Northern Dynasty Minerals Ltd. has more than tripled since the U.S. election to approach a four-year high this week amid speculation the incoming administration will allow the explorer’s long-stalled Pebble project in Alaska to move ahead. Last week, the Vancouver-based company drummed up C$43 million ($32.4 million) in a secondary share offering to investors eager for a stake in a resource it estimates at more than 6 billion tons of ore.

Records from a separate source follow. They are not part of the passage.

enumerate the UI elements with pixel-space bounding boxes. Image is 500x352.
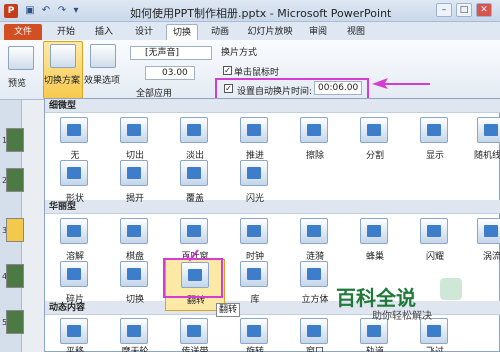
conveyor-icon (180, 318, 208, 344)
preview-button-label[interactable]: 预览 (8, 76, 26, 89)
tab-slideshow[interactable]: 幻灯片放映 (242, 24, 298, 40)
slide-thumbnail[interactable] (6, 310, 24, 334)
watermark-subtitle: 助你轻松解决 (372, 311, 432, 322)
transition-uncover[interactable]: 揭开 (105, 158, 165, 210)
transition-rotate[interactable]: 旋转 (225, 316, 285, 352)
save-icon[interactable]: ▣ (24, 5, 36, 17)
clock-icon (240, 218, 268, 244)
gallery-icon (240, 261, 268, 287)
shape-icon (60, 160, 88, 186)
annotation-check-icon (185, 249, 199, 262)
transition-reveal[interactable]: 显示 (405, 115, 465, 167)
transition-vortex[interactable]: 涡流 (462, 216, 500, 268)
vortex-icon (477, 218, 500, 244)
maximize-button[interactable]: □ (456, 3, 472, 17)
random-bars-icon (477, 117, 500, 143)
rotate-icon (240, 318, 268, 344)
slide-thumbnail[interactable] (6, 128, 24, 152)
ferris-wheel-icon (120, 318, 148, 344)
tab-view[interactable]: 视图 (342, 24, 370, 40)
blinds-icon (180, 218, 208, 244)
tab-animations[interactable]: 动画 (206, 24, 234, 40)
transition-switch[interactable]: 切换 (105, 259, 165, 311)
transition-scheme-label: 切换方案 (44, 76, 81, 86)
checkerboard-icon (120, 218, 148, 244)
dissolve-icon (60, 218, 88, 244)
section-subtle: 细微型 (45, 99, 500, 113)
ripple-icon (300, 218, 328, 244)
powerpoint-app-icon[interactable]: P (4, 4, 18, 18)
transition-conveyor[interactable]: 传送带 (165, 316, 225, 352)
slide-thumbnail[interactable] (6, 264, 24, 288)
advance-slide-heading: 换片方式 (221, 48, 258, 58)
uncover-icon (120, 160, 148, 186)
tooltip: 翻转 (216, 303, 240, 317)
transition-cover[interactable]: 覆盖 (165, 158, 225, 210)
effect-options-icon[interactable] (90, 44, 116, 68)
on-mouse-click-label: 单击鼠标时 (234, 68, 280, 78)
tab-transitions[interactable]: 切换 (166, 24, 198, 40)
flash-icon (240, 160, 268, 186)
close-button[interactable]: ✕ (476, 3, 492, 17)
transition-wipe[interactable]: 擦除 (285, 115, 345, 167)
cover-icon (180, 160, 208, 186)
duration-input[interactable]: 03.00 (145, 66, 195, 80)
window-title: 如何使用PPT制作相册.pptx - Microsoft PowerPoint (130, 7, 392, 20)
transition-window[interactable]: 窗口 (285, 316, 345, 352)
redo-icon[interactable]: ↷ (56, 5, 68, 17)
transition-glitter[interactable]: 闪耀 (405, 216, 465, 268)
effect-options-label[interactable]: 效果选项 (84, 73, 120, 86)
tab-insert[interactable]: 插入 (90, 24, 118, 40)
glitter-icon (420, 218, 448, 244)
pan-icon (60, 318, 88, 344)
transition-shape[interactable]: 形状 (45, 158, 105, 210)
fade-icon (180, 117, 208, 143)
transition-random-bars[interactable]: 随机线条 (462, 115, 500, 167)
transition-ferris-wheel[interactable]: 摩天轮 (105, 316, 165, 352)
sound-select[interactable]: [无声音] (130, 46, 212, 60)
annotation-arrow-icon (372, 78, 430, 89)
transition-honeycomb[interactable]: 蜂巢 (345, 216, 405, 268)
annotation-highlight-box (215, 78, 369, 100)
on-mouse-click-checkbox[interactable]: ✓ (223, 66, 232, 75)
window-icon (300, 318, 328, 344)
undo-icon[interactable]: ↶ (40, 5, 52, 17)
tab-design[interactable]: 设计 (130, 24, 158, 40)
minimize-button[interactable]: – (436, 3, 452, 17)
cut-icon (120, 117, 148, 143)
tab-home[interactable]: 开始 (52, 24, 80, 40)
wipe-icon (300, 117, 328, 143)
cube-icon (300, 261, 328, 287)
slide-thumbnail[interactable] (6, 168, 24, 192)
preview-icon[interactable] (8, 46, 34, 70)
transition-pan[interactable]: 平移 (45, 316, 105, 352)
customize-quick-access-icon[interactable]: ▾ (70, 5, 82, 17)
reveal-icon (420, 117, 448, 143)
push-icon (240, 117, 268, 143)
none-icon (60, 117, 88, 143)
transition-shred[interactable]: 碎片 (45, 259, 105, 311)
transition-split[interactable]: 分割 (345, 115, 405, 167)
tab-review[interactable]: 审阅 (304, 24, 332, 40)
annotation-flip-highlight (163, 258, 223, 298)
split-icon (360, 117, 388, 143)
watermark-logo-icon (440, 278, 462, 300)
transition-flash[interactable]: 闪光 (225, 158, 285, 210)
switch-icon (120, 261, 148, 287)
transition-scheme-icon (50, 44, 76, 68)
honeycomb-icon (360, 218, 388, 244)
slide-thumbnail-selected[interactable] (6, 218, 24, 242)
shred-icon (60, 261, 88, 287)
tab-file[interactable]: 文件 (4, 24, 42, 40)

That’s quite a revival for Northern Dynasty, whose sole project had appeared all but dead only a year ago. After peaking at a market value of almost $2 billion in 2011, the company’s luck turned — it was abandoned by Anglo American Plc and Rio Tinto Group amid a commodity rout, and it was obstructed by the Environmental Protection Agency after the project had already burned through more than $550 million.
Northern Dynasty’s latest quarterly results showed its cash holdings had dwindled to less than C$8 million. “On Friday, Trump gets inaugurated — that’s a good thing,” said John Tumazos, a Holmdel, New Jersey-based independent mining analyst, who owns Northern Dynasty shares and believes the EPA under Trump will reverse a 2014 move to prevent Pebble from obtaining a permit.
Nomination hearings began Wednesday for Trump’s pick to head the agency, Scott Pruitt, a climate-change skeptic who has called for “regulatory rollback.” That can’t happen soon enough for Northern Dynasty.